Symbiotic interactions change with environmental context. Measuring these context-dependent effects in hosts and symbionts is critical to determining the nature of symbiotic interactions. We investigated context-dependence in the symbiosis between social amoeba hosts and their inedible Paraburkholderia bacterial symbionts, where the context is the abundance of host food bacteria. Paraburkholderia have been shown to harm hosts dispersed to food-rich environments, but aid hosts dispersed to food-poor environments by allowing hosts to carry food bacteria. Through measuring symbiont density and host spore production, we show that this food context matters in three other ways. First, it matters for symbionts, who suffer a greater cost from competition with food bacteria in the food-rich context. Second, it matters for host-symbiont conflict, changing how symbiont density negatively impacts host spore production. Third, data-based simulations show that symbiosis often provides a long-term fitness advantage for hosts after rounds of growth and dispersal in variable food-contexts, especially when conditions are harsh with little food. These results show how food context can have many consequences for the Dictyostelium-Paraburkholderia symbiosis and that both sides can frequently benefit.

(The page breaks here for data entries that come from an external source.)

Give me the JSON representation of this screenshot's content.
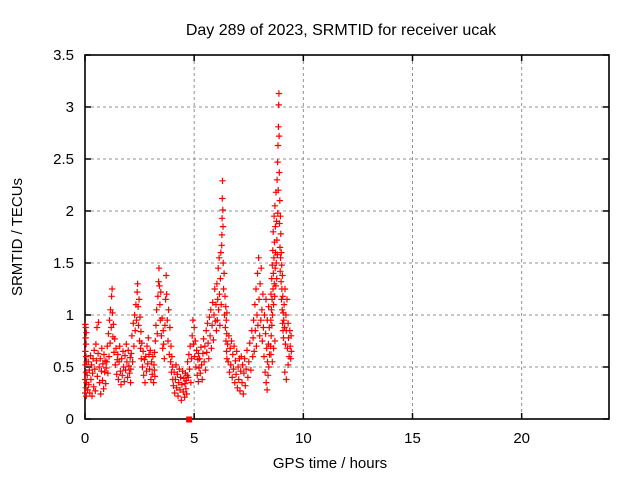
{
  "title": "Day 289 of 2023, SRMTID for receiver ucak",
  "colors": {
    "marker": "#ff0000",
    "grid": "#909090",
    "axis": "#000000",
    "background": "#ffffff"
  },
  "chart_data": {
    "type": "scatter",
    "title": "Day 289 of 2023, SRMTID for receiver ucak",
    "xlabel": "GPS time / hours",
    "ylabel": "SRMTID / TECUs",
    "xlim": [
      0,
      24
    ],
    "ylim": [
      0,
      3.5
    ],
    "xtick_values": [
      0,
      5,
      10,
      15,
      20
    ],
    "xtick_labels": [
      "0",
      "5",
      "10",
      "15",
      "20"
    ],
    "ytick_values": [
      0,
      0.5,
      1,
      1.5,
      2,
      2.5,
      3,
      3.5
    ],
    "ytick_labels": [
      "0",
      "0.5",
      "1",
      "1.5",
      "2",
      "2.5",
      "3",
      "3.5"
    ],
    "grid": true,
    "legend": "none",
    "marker": "plus",
    "square_points": [
      [
        4.77,
        0.0
      ]
    ],
    "points": [
      [
        0.01,
        0.25
      ],
      [
        0.01,
        0.38
      ],
      [
        0.02,
        0.52
      ],
      [
        0.02,
        0.65
      ],
      [
        0.03,
        0.78
      ],
      [
        0.03,
        0.88
      ],
      [
        0.04,
        0.3
      ],
      [
        0.04,
        0.45
      ],
      [
        0.05,
        0.6
      ],
      [
        0.05,
        0.72
      ],
      [
        0.06,
        0.83
      ],
      [
        0.06,
        0.22
      ],
      [
        0.07,
        0.35
      ],
      [
        0.07,
        0.55
      ],
      [
        0.02,
        0.91
      ],
      [
        0.1,
        0.42
      ],
      [
        0.12,
        0.28
      ],
      [
        0.15,
        0.55
      ],
      [
        0.17,
        0.33
      ],
      [
        0.2,
        0.47
      ],
      [
        0.22,
        0.25
      ],
      [
        0.25,
        0.61
      ],
      [
        0.27,
        0.38
      ],
      [
        0.3,
        0.52
      ],
      [
        0.32,
        0.22
      ],
      [
        0.35,
        0.44
      ],
      [
        0.37,
        0.58
      ],
      [
        0.4,
        0.31
      ],
      [
        0.42,
        0.66
      ],
      [
        0.45,
        0.48
      ],
      [
        0.47,
        0.27
      ],
      [
        0.5,
        0.72
      ],
      [
        0.52,
        0.56
      ],
      [
        0.55,
        0.88
      ],
      [
        0.57,
        0.41
      ],
      [
        0.6,
        0.63
      ],
      [
        0.62,
        0.93
      ],
      [
        0.65,
        0.5
      ],
      [
        0.67,
        0.35
      ],
      [
        0.7,
        0.58
      ],
      [
        0.72,
        0.24
      ],
      [
        0.75,
        0.46
      ],
      [
        0.77,
        0.68
      ],
      [
        0.8,
        0.37
      ],
      [
        0.82,
        0.53
      ],
      [
        0.85,
        0.29
      ],
      [
        0.87,
        0.62
      ],
      [
        0.9,
        0.45
      ],
      [
        0.92,
        0.56
      ],
      [
        0.95,
        0.34
      ],
      [
        0.97,
        0.49
      ],
      [
        1.0,
        0.55
      ],
      [
        1.02,
        0.7
      ],
      [
        1.05,
        0.44
      ],
      [
        1.07,
        0.82
      ],
      [
        1.1,
        0.6
      ],
      [
        1.12,
        0.95
      ],
      [
        1.15,
        0.73
      ],
      [
        1.17,
        1.05
      ],
      [
        1.2,
        0.88
      ],
      [
        1.22,
        1.18
      ],
      [
        1.24,
        1.25
      ],
      [
        1.26,
        1.02
      ],
      [
        1.28,
        0.79
      ],
      [
        1.3,
        0.91
      ],
      [
        1.33,
        0.64
      ],
      [
        1.36,
        0.77
      ],
      [
        1.39,
        0.52
      ],
      [
        1.42,
        0.68
      ],
      [
        1.45,
        0.43
      ],
      [
        1.48,
        0.57
      ],
      [
        1.5,
        0.62
      ],
      [
        1.53,
        0.38
      ],
      [
        1.56,
        0.55
      ],
      [
        1.59,
        0.7
      ],
      [
        1.62,
        0.46
      ],
      [
        1.65,
        0.33
      ],
      [
        1.68,
        0.58
      ],
      [
        1.71,
        0.42
      ],
      [
        1.74,
        0.65
      ],
      [
        1.77,
        0.5
      ],
      [
        1.8,
        0.36
      ],
      [
        1.83,
        0.61
      ],
      [
        1.86,
        0.47
      ],
      [
        1.89,
        0.72
      ],
      [
        1.92,
        0.55
      ],
      [
        1.95,
        0.4
      ],
      [
        1.98,
        0.66
      ],
      [
        2.01,
        0.51
      ],
      [
        2.04,
        0.44
      ],
      [
        2.07,
        0.59
      ],
      [
        2.09,
        0.35
      ],
      [
        2.1,
        0.48
      ],
      [
        2.12,
        0.63
      ],
      [
        2.15,
        0.8
      ],
      [
        2.18,
        0.55
      ],
      [
        2.21,
        0.92
      ],
      [
        2.24,
        0.7
      ],
      [
        2.27,
        1.0
      ],
      [
        2.3,
        0.85
      ],
      [
        2.33,
        1.1
      ],
      [
        2.36,
        0.95
      ],
      [
        2.39,
        1.22
      ],
      [
        2.41,
        1.3
      ],
      [
        2.43,
        1.08
      ],
      [
        2.45,
        0.9
      ],
      [
        2.48,
        1.15
      ],
      [
        2.5,
        0.75
      ],
      [
        2.52,
        0.98
      ],
      [
        2.54,
        0.68
      ],
      [
        2.56,
        0.84
      ],
      [
        2.58,
        0.58
      ],
      [
        2.6,
        0.73
      ],
      [
        2.63,
        0.5
      ],
      [
        2.66,
        0.65
      ],
      [
        2.69,
        0.42
      ],
      [
        2.72,
        0.57
      ],
      [
        2.75,
        0.35
      ],
      [
        2.78,
        0.6
      ],
      [
        2.81,
        0.46
      ],
      [
        2.84,
        0.7
      ],
      [
        2.87,
        0.53
      ],
      [
        2.9,
        0.78
      ],
      [
        2.93,
        0.62
      ],
      [
        2.96,
        0.48
      ],
      [
        2.99,
        0.66
      ],
      [
        3.02,
        0.38
      ],
      [
        3.05,
        0.55
      ],
      [
        3.08,
        0.43
      ],
      [
        3.11,
        0.6
      ],
      [
        3.14,
        0.35
      ],
      [
        3.16,
        0.52
      ],
      [
        3.18,
        0.47
      ],
      [
        3.19,
        0.64
      ],
      [
        3.2,
        0.41
      ],
      [
        3.22,
        0.75
      ],
      [
        3.25,
        0.9
      ],
      [
        3.28,
        1.05
      ],
      [
        3.31,
        0.82
      ],
      [
        3.34,
        1.18
      ],
      [
        3.37,
        1.32
      ],
      [
        3.39,
        1.45
      ],
      [
        3.41,
        1.28
      ],
      [
        3.43,
        1.1
      ],
      [
        3.45,
        0.95
      ],
      [
        3.47,
        1.22
      ],
      [
        3.5,
        0.8
      ],
      [
        3.53,
        0.97
      ],
      [
        3.56,
        0.68
      ],
      [
        3.58,
        0.85
      ],
      [
        3.6,
        0.72
      ],
      [
        3.63,
        0.58
      ],
      [
        3.66,
        0.9
      ],
      [
        3.69,
        1.15
      ],
      [
        3.72,
        1.38
      ],
      [
        3.74,
        1.2
      ],
      [
        3.77,
        0.95
      ],
      [
        3.8,
        0.75
      ],
      [
        3.83,
        1.05
      ],
      [
        3.86,
        0.62
      ],
      [
        3.89,
        0.88
      ],
      [
        3.92,
        0.55
      ],
      [
        3.94,
        0.7
      ],
      [
        3.96,
        0.45
      ],
      [
        3.98,
        0.6
      ],
      [
        4.0,
        0.5
      ],
      [
        4.02,
        0.38
      ],
      [
        4.05,
        0.32
      ],
      [
        4.08,
        0.45
      ],
      [
        4.11,
        0.25
      ],
      [
        4.14,
        0.38
      ],
      [
        4.17,
        0.52
      ],
      [
        4.2,
        0.3
      ],
      [
        4.23,
        0.43
      ],
      [
        4.26,
        0.22
      ],
      [
        4.29,
        0.35
      ],
      [
        4.32,
        0.48
      ],
      [
        4.35,
        0.28
      ],
      [
        4.38,
        0.4
      ],
      [
        4.41,
        0.18
      ],
      [
        4.44,
        0.33
      ],
      [
        4.47,
        0.46
      ],
      [
        4.5,
        0.26
      ],
      [
        4.53,
        0.39
      ],
      [
        4.56,
        0.21
      ],
      [
        4.58,
        0.34
      ],
      [
        4.6,
        0.44
      ],
      [
        4.62,
        0.29
      ],
      [
        4.64,
        0.37
      ],
      [
        4.66,
        0.24
      ],
      [
        4.68,
        0.42
      ],
      [
        4.7,
        0.55
      ],
      [
        4.73,
        0.4
      ],
      [
        4.76,
        0.62
      ],
      [
        4.79,
        0.48
      ],
      [
        4.82,
        0.7
      ],
      [
        4.85,
        0.35
      ],
      [
        4.88,
        0.58
      ],
      [
        4.91,
        0.8
      ],
      [
        4.94,
        0.95
      ],
      [
        4.97,
        0.72
      ],
      [
        5.0,
        0.88
      ],
      [
        5.02,
        0.6
      ],
      [
        5.05,
        0.75
      ],
      [
        5.08,
        0.5
      ],
      [
        5.11,
        0.66
      ],
      [
        5.14,
        0.42
      ],
      [
        5.17,
        0.57
      ],
      [
        5.19,
        0.36
      ],
      [
        5.2,
        0.63
      ],
      [
        5.22,
        0.49
      ],
      [
        5.25,
        0.58
      ],
      [
        5.28,
        0.44
      ],
      [
        5.31,
        0.69
      ],
      [
        5.34,
        0.52
      ],
      [
        5.37,
        0.38
      ],
      [
        5.4,
        0.63
      ],
      [
        5.43,
        0.77
      ],
      [
        5.46,
        0.55
      ],
      [
        5.49,
        0.7
      ],
      [
        5.52,
        0.47
      ],
      [
        5.55,
        0.85
      ],
      [
        5.58,
        0.64
      ],
      [
        5.61,
        0.92
      ],
      [
        5.64,
        0.73
      ],
      [
        5.67,
        0.58
      ],
      [
        5.7,
        0.98
      ],
      [
        5.73,
        0.8
      ],
      [
        5.76,
        1.05
      ],
      [
        5.79,
        0.68
      ],
      [
        5.82,
        0.9
      ],
      [
        5.85,
        1.12
      ],
      [
        5.88,
        0.76
      ],
      [
        5.91,
        1.0
      ],
      [
        5.94,
        1.25
      ],
      [
        5.97,
        0.94
      ],
      [
        6.0,
        1.1
      ],
      [
        6.02,
        0.85
      ],
      [
        6.04,
        1.3
      ],
      [
        6.06,
        0.95
      ],
      [
        6.08,
        1.15
      ],
      [
        6.1,
        1.45
      ],
      [
        6.12,
        1.05
      ],
      [
        6.14,
        1.55
      ],
      [
        6.16,
        1.2
      ],
      [
        6.18,
        0.9
      ],
      [
        6.2,
        1.35
      ],
      [
        6.22,
        1.6
      ],
      [
        6.24,
        1.1
      ],
      [
        6.26,
        1.67
      ],
      [
        6.27,
        1.77
      ],
      [
        6.28,
        1.93
      ],
      [
        6.29,
        2.12
      ],
      [
        6.3,
        2.29
      ],
      [
        6.31,
        2.01
      ],
      [
        6.32,
        1.85
      ],
      [
        6.33,
        1.5
      ],
      [
        6.35,
        1.25
      ],
      [
        6.37,
        1.4
      ],
      [
        6.39,
        1.0
      ],
      [
        6.41,
        1.18
      ],
      [
        6.43,
        0.88
      ],
      [
        6.45,
        1.08
      ],
      [
        6.46,
        0.75
      ],
      [
        6.47,
        0.95
      ],
      [
        6.48,
        0.65
      ],
      [
        6.49,
        0.82
      ],
      [
        6.5,
        0.58
      ],
      [
        6.5,
        1.02
      ],
      [
        6.53,
        0.72
      ],
      [
        6.56,
        0.55
      ],
      [
        6.59,
        0.8
      ],
      [
        6.62,
        0.45
      ],
      [
        6.65,
        0.68
      ],
      [
        6.68,
        0.52
      ],
      [
        6.71,
        0.75
      ],
      [
        6.74,
        0.4
      ],
      [
        6.77,
        0.62
      ],
      [
        6.8,
        0.48
      ],
      [
        6.83,
        0.7
      ],
      [
        6.86,
        0.35
      ],
      [
        6.89,
        0.56
      ],
      [
        6.92,
        0.43
      ],
      [
        6.95,
        0.65
      ],
      [
        6.98,
        0.3
      ],
      [
        7.01,
        0.5
      ],
      [
        7.04,
        0.38
      ],
      [
        7.07,
        0.58
      ],
      [
        7.1,
        0.27
      ],
      [
        7.13,
        0.46
      ],
      [
        7.16,
        0.6
      ],
      [
        7.19,
        0.35
      ],
      [
        7.22,
        0.52
      ],
      [
        7.25,
        0.24
      ],
      [
        7.28,
        0.44
      ],
      [
        7.31,
        0.58
      ],
      [
        7.34,
        0.32
      ],
      [
        7.38,
        0.48
      ],
      [
        7.42,
        0.66
      ],
      [
        7.46,
        0.4
      ],
      [
        7.5,
        0.55
      ],
      [
        7.55,
        0.73
      ],
      [
        7.6,
        0.47
      ],
      [
        7.64,
        0.85
      ],
      [
        7.68,
        0.6
      ],
      [
        7.7,
        0.78
      ],
      [
        7.72,
        0.95
      ],
      [
        7.75,
        0.65
      ],
      [
        7.78,
        1.1
      ],
      [
        7.8,
        0.85
      ],
      [
        7.83,
        1.25
      ],
      [
        7.85,
        0.7
      ],
      [
        7.88,
        1.0
      ],
      [
        7.9,
        1.4
      ],
      [
        7.92,
        0.9
      ],
      [
        7.95,
        1.55
      ],
      [
        7.97,
        1.15
      ],
      [
        8.0,
        0.8
      ],
      [
        8.02,
        1.3
      ],
      [
        8.05,
        0.95
      ],
      [
        8.07,
        1.45
      ],
      [
        8.1,
        1.05
      ],
      [
        8.12,
        0.75
      ],
      [
        8.15,
        1.2
      ],
      [
        8.17,
        0.88
      ],
      [
        8.2,
        0.6
      ],
      [
        8.22,
        1.0
      ],
      [
        8.25,
        0.45
      ],
      [
        8.27,
        0.82
      ],
      [
        8.3,
        0.35
      ],
      [
        8.32,
        0.68
      ],
      [
        8.34,
        0.28
      ],
      [
        8.36,
        0.55
      ],
      [
        8.38,
        0.42
      ],
      [
        8.4,
        0.72
      ],
      [
        8.42,
        0.5
      ],
      [
        8.44,
        0.88
      ],
      [
        8.45,
        0.62
      ],
      [
        8.41,
        1.08
      ],
      [
        8.35,
        0.95
      ],
      [
        8.29,
        1.15
      ],
      [
        8.5,
        0.7
      ],
      [
        8.51,
        0.95
      ],
      [
        8.52,
        1.2
      ],
      [
        8.53,
        0.8
      ],
      [
        8.54,
        1.05
      ],
      [
        8.55,
        1.35
      ],
      [
        8.56,
        0.9
      ],
      [
        8.57,
        1.15
      ],
      [
        8.58,
        1.48
      ],
      [
        8.59,
        1.0
      ],
      [
        8.6,
        1.62
      ],
      [
        8.61,
        1.25
      ],
      [
        8.62,
        1.8
      ],
      [
        8.63,
        1.4
      ],
      [
        8.64,
        1.1
      ],
      [
        8.65,
        1.55
      ],
      [
        8.66,
        1.95
      ],
      [
        8.67,
        1.3
      ],
      [
        8.68,
        1.7
      ],
      [
        8.69,
        1.18
      ],
      [
        8.7,
        2.05
      ],
      [
        8.71,
        1.45
      ],
      [
        8.72,
        1.85
      ],
      [
        8.73,
        1.6
      ],
      [
        8.74,
        1.28
      ],
      [
        8.75,
        2.18
      ],
      [
        8.76,
        1.5
      ],
      [
        8.77,
        1.9
      ],
      [
        8.78,
        1.35
      ],
      [
        8.79,
        1.72
      ],
      [
        8.8,
        2.3
      ],
      [
        8.81,
        1.58
      ],
      [
        8.82,
        2.47
      ],
      [
        8.83,
        1.98
      ],
      [
        8.84,
        2.63
      ],
      [
        8.85,
        2.2
      ],
      [
        8.86,
        2.81
      ],
      [
        8.87,
        3.02
      ],
      [
        8.88,
        3.13
      ],
      [
        8.89,
        2.72
      ],
      [
        8.9,
        2.37
      ],
      [
        8.91,
        1.88
      ],
      [
        8.92,
        2.1
      ],
      [
        8.93,
        1.65
      ],
      [
        8.94,
        1.42
      ],
      [
        8.95,
        1.95
      ],
      [
        8.96,
        1.55
      ],
      [
        8.97,
        1.78
      ],
      [
        8.98,
        1.32
      ],
      [
        8.99,
        1.6
      ],
      [
        9.0,
        1.15
      ],
      [
        9.01,
        1.48
      ],
      [
        9.02,
        1.25
      ],
      [
        9.03,
        1.05
      ],
      [
        9.04,
        1.38
      ],
      [
        9.05,
        0.92
      ],
      [
        9.06,
        1.18
      ],
      [
        9.07,
        0.85
      ],
      [
        9.08,
        1.02
      ],
      [
        9.09,
        0.78
      ],
      [
        9.1,
        0.95
      ],
      [
        8.52,
        0.62
      ],
      [
        8.58,
        0.55
      ],
      [
        8.64,
        0.68
      ],
      [
        8.7,
        0.75
      ],
      [
        9.12,
        1.1
      ],
      [
        9.14,
        0.88
      ],
      [
        9.16,
        1.25
      ],
      [
        9.18,
        0.72
      ],
      [
        9.2,
        1.0
      ],
      [
        9.22,
        0.85
      ],
      [
        9.25,
        1.15
      ],
      [
        9.27,
        0.68
      ],
      [
        9.3,
        0.92
      ],
      [
        9.32,
        0.78
      ],
      [
        9.35,
        0.6
      ],
      [
        9.38,
        0.85
      ],
      [
        9.4,
        0.7
      ],
      [
        9.42,
        0.58
      ],
      [
        9.44,
        0.8
      ],
      [
        9.45,
        0.65
      ],
      [
        9.15,
        0.45
      ],
      [
        9.22,
        0.38
      ],
      [
        9.3,
        0.52
      ]
    ]
  }
}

We used measures of fluoresence and optical density to calculate the density of symbiotic bacteria, along with Dictyostelium discoideum spore counts and simulations in R to measure host fitness. 

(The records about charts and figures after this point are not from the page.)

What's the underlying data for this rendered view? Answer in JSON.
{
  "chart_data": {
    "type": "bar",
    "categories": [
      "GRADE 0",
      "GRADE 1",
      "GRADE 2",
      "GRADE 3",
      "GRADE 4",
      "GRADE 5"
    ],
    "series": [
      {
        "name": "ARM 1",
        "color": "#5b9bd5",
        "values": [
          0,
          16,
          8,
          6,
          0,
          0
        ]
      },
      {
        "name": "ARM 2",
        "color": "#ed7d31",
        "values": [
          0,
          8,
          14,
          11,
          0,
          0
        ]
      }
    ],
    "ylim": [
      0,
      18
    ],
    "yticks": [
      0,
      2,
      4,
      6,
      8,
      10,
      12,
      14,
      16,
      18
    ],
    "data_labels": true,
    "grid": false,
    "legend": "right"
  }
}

These data and analysis scripts can also be found at www.gitlab.com/treyjscott/farmerBH. The fitness_analysis.R script loads data, performs statistics, and creates plots used in the paper. Data sets consist of measures from after 6 days of growth (day_6_data.csv), additional days of growth (extra_day_data.csv), and a validation dataset (predicted.results.csv). Simulations can be performed by installing the farmerBH package from Gitlab (www.gitlab.com/treyjscott/farmerBH). The BHanalysis_revised05.R performs simulations as done in the paper with g = 5%.